Written by By Isobel Coleman, CNN

A new global report warns that the world is unprepared for a new pandemic, stating that the new category of bioterrorism is “acute.”

The report comes as the World Health Organization celebrates the 40th anniversary of the emergence of the SARS (severe acute respiratory syndrome) virus.

While officials in the UK and other countries have investigated the cause of a mysterious illness which has killed 29 people and sickened hundreds in a small town in northern China, the report warns that the report “a diplomatic flap , is a clear example of the UN doing its job at the worst possible time.”

The report, produced by International Alert and Every Sign Of Dying , looked at 43 countries in all, to see how they deal with pandemics.

The authors were prepared to address criticisms leveled at the report by opposing views, with the report explaining that “different countries come to policymaking with different experiences.”

Not everyone was taken with the report, including an analysis by Vox , which argues that the authors fail to consider the root causes of what it considers to be the real problems with global health, which in large part have to do with drug resistance.

The WHO however praised the report for raising the discussion of how people and governments react to pandemics.

So why have we failed to see the writing on the wall?

World Health Organization Director-General Tedros Adhanom Ghebreyesus warned of the ‘complacency’ in health care systems, despite the spreading of the Zika virus around the world. Credit: Carolyn Cole/Los Angeles Times via Getty Images

Wirke König, executive director of World Economic Forum (WEF) said at the World Economic Forum in Davos, Switzerland, “we do not have proper understanding of how we plan, how we implement and we do not have proper social and political will to solve the problem.”
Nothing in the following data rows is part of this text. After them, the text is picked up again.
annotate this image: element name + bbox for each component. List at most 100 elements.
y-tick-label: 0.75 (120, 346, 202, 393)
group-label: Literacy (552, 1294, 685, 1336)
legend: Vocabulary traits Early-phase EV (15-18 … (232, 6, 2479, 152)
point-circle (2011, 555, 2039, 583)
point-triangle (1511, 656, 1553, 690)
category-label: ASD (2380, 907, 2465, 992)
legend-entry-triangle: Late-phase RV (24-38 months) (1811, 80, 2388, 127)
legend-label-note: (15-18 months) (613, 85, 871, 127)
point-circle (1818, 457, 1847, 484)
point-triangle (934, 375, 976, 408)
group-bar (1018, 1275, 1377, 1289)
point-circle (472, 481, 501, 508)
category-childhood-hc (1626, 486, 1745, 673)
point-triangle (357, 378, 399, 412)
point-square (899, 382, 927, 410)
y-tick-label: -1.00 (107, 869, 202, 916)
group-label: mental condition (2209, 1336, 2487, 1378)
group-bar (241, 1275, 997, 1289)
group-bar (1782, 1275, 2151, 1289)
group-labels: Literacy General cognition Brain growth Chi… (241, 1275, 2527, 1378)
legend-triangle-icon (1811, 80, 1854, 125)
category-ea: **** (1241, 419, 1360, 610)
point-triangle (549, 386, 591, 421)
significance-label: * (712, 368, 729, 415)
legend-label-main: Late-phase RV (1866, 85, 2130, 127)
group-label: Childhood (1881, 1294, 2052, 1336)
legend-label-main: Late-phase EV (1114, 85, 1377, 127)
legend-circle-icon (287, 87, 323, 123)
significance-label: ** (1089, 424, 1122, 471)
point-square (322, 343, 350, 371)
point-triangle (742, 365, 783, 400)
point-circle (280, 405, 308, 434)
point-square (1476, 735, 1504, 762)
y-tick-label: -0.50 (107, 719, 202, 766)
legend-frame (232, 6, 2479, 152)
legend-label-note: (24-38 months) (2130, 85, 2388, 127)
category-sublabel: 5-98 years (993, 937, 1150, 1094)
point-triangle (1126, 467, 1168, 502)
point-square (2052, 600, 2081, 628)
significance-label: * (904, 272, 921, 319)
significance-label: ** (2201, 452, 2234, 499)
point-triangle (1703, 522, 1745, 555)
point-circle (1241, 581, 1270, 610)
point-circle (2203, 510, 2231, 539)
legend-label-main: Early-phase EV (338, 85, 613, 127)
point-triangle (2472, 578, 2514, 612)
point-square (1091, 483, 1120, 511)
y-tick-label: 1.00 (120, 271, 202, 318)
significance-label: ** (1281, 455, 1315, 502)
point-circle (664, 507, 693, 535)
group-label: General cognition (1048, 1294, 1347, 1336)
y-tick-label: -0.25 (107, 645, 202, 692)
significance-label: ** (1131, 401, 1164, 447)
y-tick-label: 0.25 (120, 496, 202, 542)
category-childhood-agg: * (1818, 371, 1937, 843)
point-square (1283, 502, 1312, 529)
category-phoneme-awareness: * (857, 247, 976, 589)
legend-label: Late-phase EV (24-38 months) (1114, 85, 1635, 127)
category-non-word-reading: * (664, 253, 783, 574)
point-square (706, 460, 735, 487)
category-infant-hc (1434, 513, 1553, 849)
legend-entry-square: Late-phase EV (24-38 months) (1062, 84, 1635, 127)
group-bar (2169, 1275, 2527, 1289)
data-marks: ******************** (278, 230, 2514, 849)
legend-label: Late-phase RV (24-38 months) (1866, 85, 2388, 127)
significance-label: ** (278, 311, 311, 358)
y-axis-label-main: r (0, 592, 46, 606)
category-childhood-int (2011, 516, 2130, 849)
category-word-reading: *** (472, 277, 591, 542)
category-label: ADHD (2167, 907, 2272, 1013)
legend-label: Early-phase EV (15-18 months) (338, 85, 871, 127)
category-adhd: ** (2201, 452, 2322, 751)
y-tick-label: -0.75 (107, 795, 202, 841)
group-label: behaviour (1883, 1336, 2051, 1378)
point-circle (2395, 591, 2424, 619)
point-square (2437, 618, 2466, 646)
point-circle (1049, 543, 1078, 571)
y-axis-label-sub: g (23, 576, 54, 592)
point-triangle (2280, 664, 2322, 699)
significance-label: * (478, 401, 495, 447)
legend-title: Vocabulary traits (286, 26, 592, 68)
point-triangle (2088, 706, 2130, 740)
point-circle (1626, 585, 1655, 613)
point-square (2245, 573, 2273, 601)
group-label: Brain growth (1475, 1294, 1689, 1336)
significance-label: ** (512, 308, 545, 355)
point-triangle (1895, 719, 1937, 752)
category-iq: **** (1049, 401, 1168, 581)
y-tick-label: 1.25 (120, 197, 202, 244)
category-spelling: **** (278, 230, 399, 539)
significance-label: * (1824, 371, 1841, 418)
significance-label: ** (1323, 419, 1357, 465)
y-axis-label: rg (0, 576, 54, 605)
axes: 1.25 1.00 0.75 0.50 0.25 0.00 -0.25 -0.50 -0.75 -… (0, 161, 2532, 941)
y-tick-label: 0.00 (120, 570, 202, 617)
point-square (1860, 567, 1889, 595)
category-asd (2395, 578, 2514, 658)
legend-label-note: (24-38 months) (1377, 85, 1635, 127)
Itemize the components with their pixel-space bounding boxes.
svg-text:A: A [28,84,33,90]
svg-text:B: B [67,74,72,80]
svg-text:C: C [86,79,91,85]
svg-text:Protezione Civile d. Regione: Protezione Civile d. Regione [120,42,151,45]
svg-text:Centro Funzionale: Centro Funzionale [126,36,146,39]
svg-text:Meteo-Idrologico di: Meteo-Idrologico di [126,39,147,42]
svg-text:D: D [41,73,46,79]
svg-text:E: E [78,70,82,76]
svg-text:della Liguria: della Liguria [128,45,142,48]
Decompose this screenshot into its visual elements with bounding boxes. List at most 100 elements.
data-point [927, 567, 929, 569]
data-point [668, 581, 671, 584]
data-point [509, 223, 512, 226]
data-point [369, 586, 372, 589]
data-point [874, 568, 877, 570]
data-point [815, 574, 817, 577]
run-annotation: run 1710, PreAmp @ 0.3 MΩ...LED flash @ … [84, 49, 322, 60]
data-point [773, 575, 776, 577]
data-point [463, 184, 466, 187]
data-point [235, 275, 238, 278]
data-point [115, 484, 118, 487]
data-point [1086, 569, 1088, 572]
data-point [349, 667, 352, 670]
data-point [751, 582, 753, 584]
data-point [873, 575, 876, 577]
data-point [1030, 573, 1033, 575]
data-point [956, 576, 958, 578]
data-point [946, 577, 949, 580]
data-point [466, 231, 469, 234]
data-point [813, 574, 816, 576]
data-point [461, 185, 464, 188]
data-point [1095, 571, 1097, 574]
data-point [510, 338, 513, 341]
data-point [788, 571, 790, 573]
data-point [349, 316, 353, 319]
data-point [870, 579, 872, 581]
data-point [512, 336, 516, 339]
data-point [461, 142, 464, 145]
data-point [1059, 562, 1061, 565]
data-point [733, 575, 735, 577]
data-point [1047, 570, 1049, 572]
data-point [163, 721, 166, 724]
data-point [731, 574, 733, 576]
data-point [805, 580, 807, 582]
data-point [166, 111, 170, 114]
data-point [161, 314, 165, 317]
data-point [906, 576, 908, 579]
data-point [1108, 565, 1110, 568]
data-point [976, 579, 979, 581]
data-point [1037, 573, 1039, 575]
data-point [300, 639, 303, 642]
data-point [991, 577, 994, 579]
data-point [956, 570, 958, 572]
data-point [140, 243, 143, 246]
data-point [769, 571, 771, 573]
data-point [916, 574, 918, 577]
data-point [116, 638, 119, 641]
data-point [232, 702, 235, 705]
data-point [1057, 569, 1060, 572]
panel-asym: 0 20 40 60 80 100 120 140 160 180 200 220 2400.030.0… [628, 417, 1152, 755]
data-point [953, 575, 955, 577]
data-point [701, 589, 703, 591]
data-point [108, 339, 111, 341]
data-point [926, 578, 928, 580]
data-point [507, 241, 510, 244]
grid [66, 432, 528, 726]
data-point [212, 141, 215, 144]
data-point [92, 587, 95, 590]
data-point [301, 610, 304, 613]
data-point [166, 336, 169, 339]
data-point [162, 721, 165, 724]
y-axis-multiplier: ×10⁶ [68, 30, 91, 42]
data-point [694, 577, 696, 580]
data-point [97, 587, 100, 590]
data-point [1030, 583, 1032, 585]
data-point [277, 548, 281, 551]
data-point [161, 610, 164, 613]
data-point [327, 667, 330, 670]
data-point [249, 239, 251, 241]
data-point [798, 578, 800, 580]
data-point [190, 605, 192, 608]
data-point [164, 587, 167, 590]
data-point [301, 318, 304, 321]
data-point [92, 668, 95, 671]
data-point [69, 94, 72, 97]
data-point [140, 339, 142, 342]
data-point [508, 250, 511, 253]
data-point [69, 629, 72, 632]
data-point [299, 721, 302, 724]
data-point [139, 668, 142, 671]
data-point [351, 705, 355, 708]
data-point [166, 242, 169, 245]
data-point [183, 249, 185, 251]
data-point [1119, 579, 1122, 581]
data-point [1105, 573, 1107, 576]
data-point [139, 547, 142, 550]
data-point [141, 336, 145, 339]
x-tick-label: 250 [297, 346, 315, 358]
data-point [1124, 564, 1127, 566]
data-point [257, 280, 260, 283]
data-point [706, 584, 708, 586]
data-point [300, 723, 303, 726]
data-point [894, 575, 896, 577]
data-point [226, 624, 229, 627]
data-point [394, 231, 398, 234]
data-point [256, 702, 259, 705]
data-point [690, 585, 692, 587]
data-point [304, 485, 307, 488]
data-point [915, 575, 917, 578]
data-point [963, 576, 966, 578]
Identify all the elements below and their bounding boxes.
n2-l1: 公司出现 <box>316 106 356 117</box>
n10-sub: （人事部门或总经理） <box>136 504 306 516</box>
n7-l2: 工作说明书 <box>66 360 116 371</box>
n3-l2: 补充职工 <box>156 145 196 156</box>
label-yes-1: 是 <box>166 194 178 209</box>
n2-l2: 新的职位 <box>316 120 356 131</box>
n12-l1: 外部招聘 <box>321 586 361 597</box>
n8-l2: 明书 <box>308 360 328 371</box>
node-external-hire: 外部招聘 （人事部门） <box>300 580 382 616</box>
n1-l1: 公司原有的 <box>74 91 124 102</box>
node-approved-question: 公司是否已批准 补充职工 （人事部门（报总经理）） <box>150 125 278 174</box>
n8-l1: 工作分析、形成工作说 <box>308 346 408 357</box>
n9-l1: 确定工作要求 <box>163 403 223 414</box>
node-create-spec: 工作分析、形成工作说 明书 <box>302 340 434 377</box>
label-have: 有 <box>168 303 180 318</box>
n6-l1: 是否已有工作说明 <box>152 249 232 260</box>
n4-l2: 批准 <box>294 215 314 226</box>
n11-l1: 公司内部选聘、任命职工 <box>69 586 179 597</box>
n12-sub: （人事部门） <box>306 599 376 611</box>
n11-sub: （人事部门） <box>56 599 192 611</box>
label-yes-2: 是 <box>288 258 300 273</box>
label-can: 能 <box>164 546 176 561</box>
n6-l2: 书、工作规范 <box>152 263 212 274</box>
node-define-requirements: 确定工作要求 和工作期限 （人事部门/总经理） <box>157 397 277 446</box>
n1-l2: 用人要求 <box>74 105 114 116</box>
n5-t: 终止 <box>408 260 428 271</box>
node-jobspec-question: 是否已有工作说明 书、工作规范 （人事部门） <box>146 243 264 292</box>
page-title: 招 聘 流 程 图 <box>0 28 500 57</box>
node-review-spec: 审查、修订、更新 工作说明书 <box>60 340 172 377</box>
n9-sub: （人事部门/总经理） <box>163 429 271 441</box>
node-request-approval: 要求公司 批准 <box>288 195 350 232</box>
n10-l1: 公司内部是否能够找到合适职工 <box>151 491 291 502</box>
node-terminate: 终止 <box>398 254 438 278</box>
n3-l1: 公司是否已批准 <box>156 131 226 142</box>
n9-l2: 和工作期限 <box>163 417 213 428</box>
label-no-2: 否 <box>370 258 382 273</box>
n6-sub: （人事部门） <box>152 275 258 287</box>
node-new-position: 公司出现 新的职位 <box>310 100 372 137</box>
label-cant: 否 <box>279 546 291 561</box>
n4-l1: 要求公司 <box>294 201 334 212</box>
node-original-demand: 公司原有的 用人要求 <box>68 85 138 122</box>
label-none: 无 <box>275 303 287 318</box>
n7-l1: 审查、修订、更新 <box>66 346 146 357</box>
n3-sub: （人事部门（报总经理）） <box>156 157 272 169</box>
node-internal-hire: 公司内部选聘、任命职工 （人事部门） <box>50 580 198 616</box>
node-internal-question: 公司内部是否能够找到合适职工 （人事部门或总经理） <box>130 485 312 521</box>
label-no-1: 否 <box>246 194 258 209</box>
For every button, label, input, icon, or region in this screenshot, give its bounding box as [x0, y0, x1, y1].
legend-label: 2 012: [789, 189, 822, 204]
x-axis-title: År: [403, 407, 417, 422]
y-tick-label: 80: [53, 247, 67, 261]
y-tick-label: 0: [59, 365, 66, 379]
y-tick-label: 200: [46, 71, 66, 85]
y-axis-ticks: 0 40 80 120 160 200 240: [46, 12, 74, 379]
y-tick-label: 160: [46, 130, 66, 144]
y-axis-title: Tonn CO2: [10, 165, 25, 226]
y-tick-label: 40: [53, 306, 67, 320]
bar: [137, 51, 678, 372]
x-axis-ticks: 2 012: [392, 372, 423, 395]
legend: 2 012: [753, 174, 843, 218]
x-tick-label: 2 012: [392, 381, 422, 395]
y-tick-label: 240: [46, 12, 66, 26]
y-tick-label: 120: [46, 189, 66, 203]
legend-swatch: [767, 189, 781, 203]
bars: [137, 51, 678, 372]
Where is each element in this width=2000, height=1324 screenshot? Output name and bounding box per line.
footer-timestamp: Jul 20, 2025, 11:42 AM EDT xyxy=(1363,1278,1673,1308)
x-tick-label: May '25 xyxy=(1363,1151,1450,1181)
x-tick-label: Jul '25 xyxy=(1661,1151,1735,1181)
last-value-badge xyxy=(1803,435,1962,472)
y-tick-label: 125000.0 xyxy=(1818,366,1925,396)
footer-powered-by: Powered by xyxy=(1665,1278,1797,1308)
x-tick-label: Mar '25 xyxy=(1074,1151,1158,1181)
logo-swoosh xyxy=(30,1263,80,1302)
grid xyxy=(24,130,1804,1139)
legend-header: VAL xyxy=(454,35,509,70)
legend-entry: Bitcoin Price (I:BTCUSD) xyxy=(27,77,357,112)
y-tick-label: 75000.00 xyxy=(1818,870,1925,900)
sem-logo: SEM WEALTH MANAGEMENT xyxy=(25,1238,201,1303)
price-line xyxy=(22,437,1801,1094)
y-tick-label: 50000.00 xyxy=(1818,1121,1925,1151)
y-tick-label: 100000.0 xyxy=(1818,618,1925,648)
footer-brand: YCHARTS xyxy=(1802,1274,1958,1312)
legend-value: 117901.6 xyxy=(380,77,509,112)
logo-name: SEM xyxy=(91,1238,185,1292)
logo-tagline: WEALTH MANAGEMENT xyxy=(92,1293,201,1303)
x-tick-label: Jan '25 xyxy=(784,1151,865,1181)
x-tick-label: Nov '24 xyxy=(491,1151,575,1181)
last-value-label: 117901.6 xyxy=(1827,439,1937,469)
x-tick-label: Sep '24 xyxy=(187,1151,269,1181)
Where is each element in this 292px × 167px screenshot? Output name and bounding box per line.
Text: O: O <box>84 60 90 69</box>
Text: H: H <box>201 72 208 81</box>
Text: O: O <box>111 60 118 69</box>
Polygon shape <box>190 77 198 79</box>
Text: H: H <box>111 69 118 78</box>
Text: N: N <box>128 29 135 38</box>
The report found that 42% of countries in the report are not registered on national and international databases, such as countries’ national health registries or systems for tracking the health of migrants, meaning if they experience a pandemic, they could be left “vulnerable” with outbreaks spread to more areas.

The report found that only six out of 43 countries have an inter-agency working group specifically to tackle pandemics, and only two countries have such a working group in contact with WHO.

The report suggested that governments and governments are failing to design and implement public health systems that are adaptive, data-focused and resilient enough to handle all levels of risk, from pandemics to natural disasters.

Tedros Adhanom Ghebreyesus, who succeeded Margaret Chan as the director-general of the WHO in September 2017, warned of “complacency” among health care systems on the part of countries as well as the public.

World Health Organization Director-General Tedros Adhanom Ghebreyesus, left, and Singapore Health Minister Gan Kim Yong, right, pose for a photo after meeting at the health minister’s office in Singapore on April 5, 2017. Credit: Ed Jones/AFP/AFP/Getty Images

His predecessor Margaret Chan raised the alarm on the threat of a bird flu pandemic in 2014, but even as the worst of the H7N9 outbreak fizzled out in 2015, Chan warned that a second bird flu — H5N1 — is fast spreading in East Asia and could bring with it a deadly epidemic.

“We have to invest heavily on this epidemic, not just because of its human victims but because of the suffering it causes on poultry and other species,” Chan said.

In response to the report, Tedros Adhanom Ghebreyesus, WHO Director-General, urged for countries to take immediate action and tackle health emergencies now.

“The next pandemic may strike any time now, and an outbreak and serious pandemic would be even harder to respond to if governments and communities are not sufficiently prepared.”